Investors blame North Carolina’s anti-LGBT law for the economic backlash

They blame the discriminatory HB2 for the economic harm it has caused.

Charlotte, North Carolina. CREDIT: iStock/Sean Pavone
Charlotte, North Carolina. CREDIT: iStock/Sean Pavone

A group of more than 50 investment managers are pointing the finger at North Carolina to repeal HB2, which prohibits cities from passing LGBT protections and blocks transgender people from bathrooms that match their gender. Not only are many companies taking their business elsewhere, the law’s ugly reputation is also making it more difficult for those working with in the state.

Combined, the coalition of investors represent $2.1 trillion in collective assets. The statement was organized by Trillium Asset Management, Croatan Institute, and New York City Comptroller Scott M. Stringer.

In a statement, the signatories explain that they “believe that equality is fundamental to a successful workplace and community. As long-term investors in companies doing business in North Carolina, the signatories are concerned that HB2 is making it difficult for portfolio companies to provide the safe, open, and inclusive environment necessary for a successful workplace.”

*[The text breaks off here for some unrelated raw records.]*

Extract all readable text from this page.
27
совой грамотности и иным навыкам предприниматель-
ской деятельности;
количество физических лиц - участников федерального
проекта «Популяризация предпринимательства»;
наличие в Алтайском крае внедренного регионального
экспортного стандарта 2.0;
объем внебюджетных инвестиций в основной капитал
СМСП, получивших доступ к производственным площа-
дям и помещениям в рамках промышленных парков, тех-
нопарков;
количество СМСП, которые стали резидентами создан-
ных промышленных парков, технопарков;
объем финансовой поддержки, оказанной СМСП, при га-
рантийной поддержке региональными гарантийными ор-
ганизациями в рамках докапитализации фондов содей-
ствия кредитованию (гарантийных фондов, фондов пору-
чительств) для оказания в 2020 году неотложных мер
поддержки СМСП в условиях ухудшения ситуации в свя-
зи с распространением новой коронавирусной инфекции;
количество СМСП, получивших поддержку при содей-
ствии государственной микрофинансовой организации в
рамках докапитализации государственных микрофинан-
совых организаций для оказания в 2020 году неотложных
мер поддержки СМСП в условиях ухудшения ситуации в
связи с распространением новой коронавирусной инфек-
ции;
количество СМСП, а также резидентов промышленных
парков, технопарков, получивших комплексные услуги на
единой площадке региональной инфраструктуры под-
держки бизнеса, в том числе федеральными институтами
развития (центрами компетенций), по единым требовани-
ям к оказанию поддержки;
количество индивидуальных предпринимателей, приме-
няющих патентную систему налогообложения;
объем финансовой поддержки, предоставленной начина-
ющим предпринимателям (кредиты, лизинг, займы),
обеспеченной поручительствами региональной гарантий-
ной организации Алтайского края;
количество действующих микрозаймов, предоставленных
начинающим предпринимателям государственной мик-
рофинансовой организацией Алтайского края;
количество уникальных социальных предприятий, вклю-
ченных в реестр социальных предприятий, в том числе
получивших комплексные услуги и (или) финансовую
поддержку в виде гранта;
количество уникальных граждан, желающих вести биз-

Trillium CEO Matthew Patsky said flatly that “North Carolina has written discrimination into state law” and he’s worried that the damage could soon become “irreversible.” Trillium, which has one of its four nationwide offices in Durham, oversees $2 billion in assets.

“There’s no question whatsoever that corporate and public policies that celebrate and strengthen diversity and inclusivity of all people are good for society and good for business,” Patsky added.

The Croatan Institute, an independent nonprofit research institute based in North Carolina’s research Triangle, strives to connect researchers and investors to advance environmental sustainability. “Simply put, House Bill 2 is making it harder to finance businesses and get deals done in North Carolina,” explained Dr. Joshua Humphreys, president and senior fellow of Croatan. “This diverse group of investors has therefore come together to call for a full repeal of HB2 — before the investment climate in our state deteriorates further.”

Not only is the size of the political pressure from this coalition massive, but the specificity of their statements is significant. North Carolina Gov. Pat McCrory (R) and other Republican leaders in the state legislature have tried to obfuscate blame for championing the law by instead suggesting that Charlotte instigated the controversy by passing LGBT protections and somehow forcing their hand. On multiple occasions, they’ve pushed for “compromises” that require Charlotte to repeal its protections first, following which lawmakers would then (and only then) consider repealing HB2. Last week, the Charlotte City Council rejected taking that bait for at least the second time.

The investors’ statement makes clear that their problem is not Charlotte’s LGBT protections, which they support, but HB2 itself, which institutionalizes anti-LGBT discrimination.

According to Wired, HB2 has so far cost the state nearly $400 million, including legal fees, lost jobs, and lost revenues from sports and entertainment.

Attorney General Roy Cooper (D), who has denounced HB2 and refused to defend it in court, is challenging McCrory for the governor’s seat. A new poll out Monday from High Point University shows Cooper beating McCrory 50–41.